## Radar Chart: Scaling Ability
### Overview
The image presents a radar chart (also known as a spider chart or star chart) illustrating the "Scaling ability" of several models – MathVista, MathVision, WeMath, MMStar, and MMVet – across different prompting strategies: Zero-shot, DreamPRM@2, DreamPRM@4, and DreamPRM@8. The chart visually compares the performance of each model under each prompting strategy, with higher values indicating better scaling ability.
### Components/Axes
* **Title:** "Scaling ability" (centered at the top)
* **Model Labels:** MathVista, MathVision, WeMath, MMStar, MMVet (arranged clockwise around the outer edge of the chart).

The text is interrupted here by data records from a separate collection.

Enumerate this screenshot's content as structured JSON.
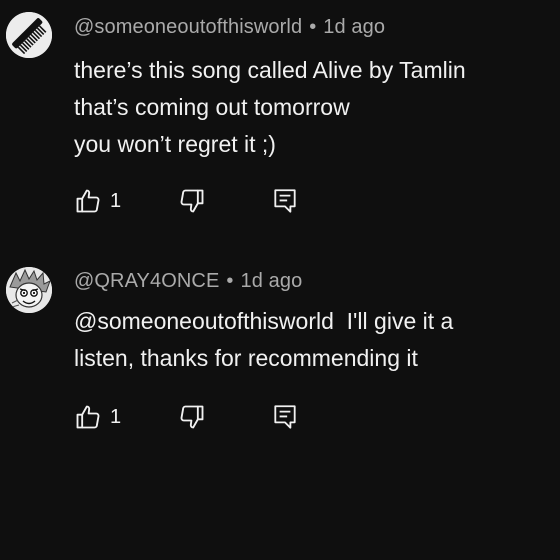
{
  "comments": [
    {
      "author": "@someoneoutofthisworld",
      "separator": "•",
      "time": "1d ago",
      "lines": [
        "there’s this song called Alive by Tamlin",
        "that’s coming out tomorrow",
        "you won’t regret it ;)"
      ],
      "like_count": "1",
      "avatar_icon": "comb-icon"
    },
    {
      "author": "@QRAY4ONCE",
      "separator": "•",
      "time": "1d ago",
      "lines": [
        "@someoneoutofthisworld  I'll give it a",
        "listen, thanks for recommending it"
      ],
      "like_count": "1",
      "avatar_icon": "manga-character-icon"
    }
  ],
  "colors": {
    "background": "#0f0f0f",
    "text": "#f1f1f1",
    "secondary_text": "#aaaaaa"
  }
}
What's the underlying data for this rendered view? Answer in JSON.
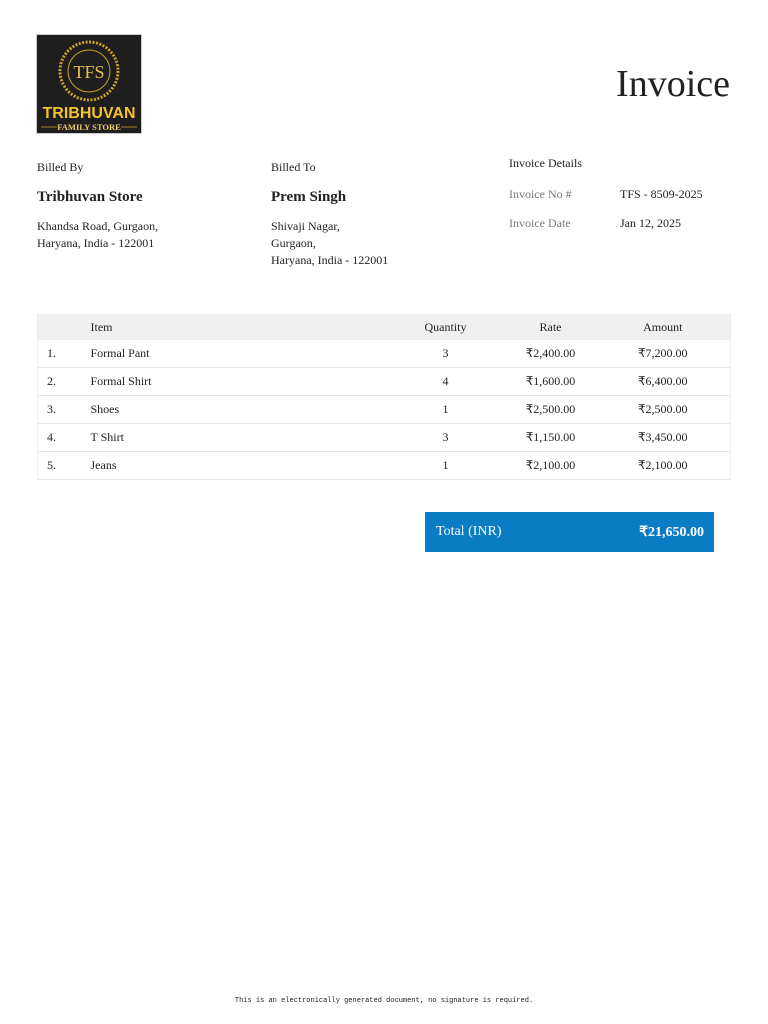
{
  "logo": {
    "monogram": "TFS",
    "brand": "TRIBHUVAN",
    "tagline": "FAMILY STORE"
  },
  "title": "Invoice",
  "billed_by": {
    "label": "Billed By",
    "name": "Tribhuvan Store",
    "address": [
      "Khandsa Road, Gurgaon,",
      "Haryana, India - 122001"
    ]
  },
  "billed_to": {
    "label": "Billed To",
    "name": "Prem Singh",
    "address": [
      "Shivaji Nagar,",
      "Gurgaon,",
      "Haryana, India - 122001"
    ]
  },
  "details": {
    "label": "Invoice Details",
    "no_label": "Invoice No #",
    "no": "TFS - 8509-2025",
    "date_label": "Invoice Date",
    "date": "Jan 12, 2025"
  },
  "table": {
    "headers": [
      "",
      "Item",
      "Quantity",
      "Rate",
      "Amount"
    ],
    "rows": [
      [
        "1.",
        "Formal Pant",
        "3",
        "₹2,400.00",
        "₹7,200.00"
      ],
      [
        "2.",
        "Formal Shirt",
        "4",
        "₹1,600.00",
        "₹6,400.00"
      ],
      [
        "3.",
        "Shoes",
        "1",
        "₹2,500.00",
        "₹2,500.00"
      ],
      [
        "4.",
        "T Shirt",
        "3",
        "₹1,150.00",
        "₹3,450.00"
      ],
      [
        "5.",
        "Jeans",
        "1",
        "₹2,100.00",
        "₹2,100.00"
      ]
    ]
  },
  "total": {
    "label": "Total (INR)",
    "value": "₹21,650.00"
  },
  "footer": "This is an electronically generated document, no signature is required."
}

* **Prompting Strategy Legend:** Located at the bottom of the chart.
* Zero-shot (Orange)
* DreamPRM@2 (Red)
* DreamPRM@4 (Pink)
* DreamPRM@8 (Dark Grey)
* **Radial Axes:** Representing the scaling ability, with no explicit numerical scale, but values are indicated at each point. The chart has 5 radial axes, one for each model.
### Detailed Analysis
The chart displays performance values for each model and prompting strategy. The values are plotted as points connected by lines, forming a polygon for each prompting strategy.
* **MathVista:**
* Zero-shot: ~68.9
* DreamPRM@2: ~66.5
* DreamPRM@4: ~65.3
* DreamPRM@8: ~60.0
* Trend: The Zero-shot line is the highest, decreasing slightly with increasing DreamPRM parameters.
* **MathVision:**
* Zero-shot: ~20.0
* DreamPRM@2: ~55.9
* DreamPRM@4: ~58.0
* DreamPRM@8: ~60.3
* Trend: The Zero-shot line is the lowest, increasing significantly with increasing DreamPRM parameters.
* **WeMath:**
* Zero-shot: ~57.4
* DreamPRM@2: ~51.7
* DreamPRM@4: ~53.6
* DreamPRM@8: ~54.5
* Trend: The Zero-shot line is the highest, decreasing slightly with increasing DreamPRM parameters.
* **MMStar:**
* Zero-shot: ~62.3
* DreamPRM@2: ~59.3
* DreamPRM@4: ~60.0
* DreamPRM@8: ~66.5
* Trend: The Zero-shot line is relatively high, decreasing slightly with DreamPRM@2 and @4, then increasing significantly with DreamPRM@8.
* **MMVet:**
* Zero-shot: ~61.4
* DreamPRM@2: ~55.9
* DreamPRM@4: ~51.7
* DreamPRM@8: ~53.6
* Trend: The Zero-shot line is the highest, decreasing with increasing DreamPRM parameters.
### Key Observations
* MathVista consistently performs best with the Zero-shot prompting strategy.
* MathVision shows the most significant improvement with the DreamPRM prompting strategies, starting from a very low Zero-shot score.
* MMStar exhibits a unique trend, with performance increasing substantially with DreamPRM@8.
* The Zero-shot strategy generally performs well for MathVista, WeMath, MMStar, and MMVet, but is significantly lower for MathVision.
* DreamPRM@8 shows mixed results, improving MathVision and MMStar, but decreasing performance for MathVista, WeMath, and MMVet.
### Interpretation
The radar chart demonstrates the scaling ability of different models when using various prompting strategies. The chart suggests that the optimal prompting strategy is model-dependent. MathVista benefits from a simple Zero-shot approach, while MathVision requires the more complex DreamPRM strategies to achieve reasonable performance. The performance of MMStar with DreamPRM@8 is an outlier, indicating a potential synergy between the model and this specific prompting configuration. The chart highlights the importance of tailoring prompting strategies to the specific characteristics of each model to maximize performance. The differences in scaling ability suggest that the models have varying levels of inherent mathematical reasoning capabilities and sensitivity to prompt engineering. The chart provides valuable insights for selecting the most appropriate model and prompting strategy for a given mathematical task.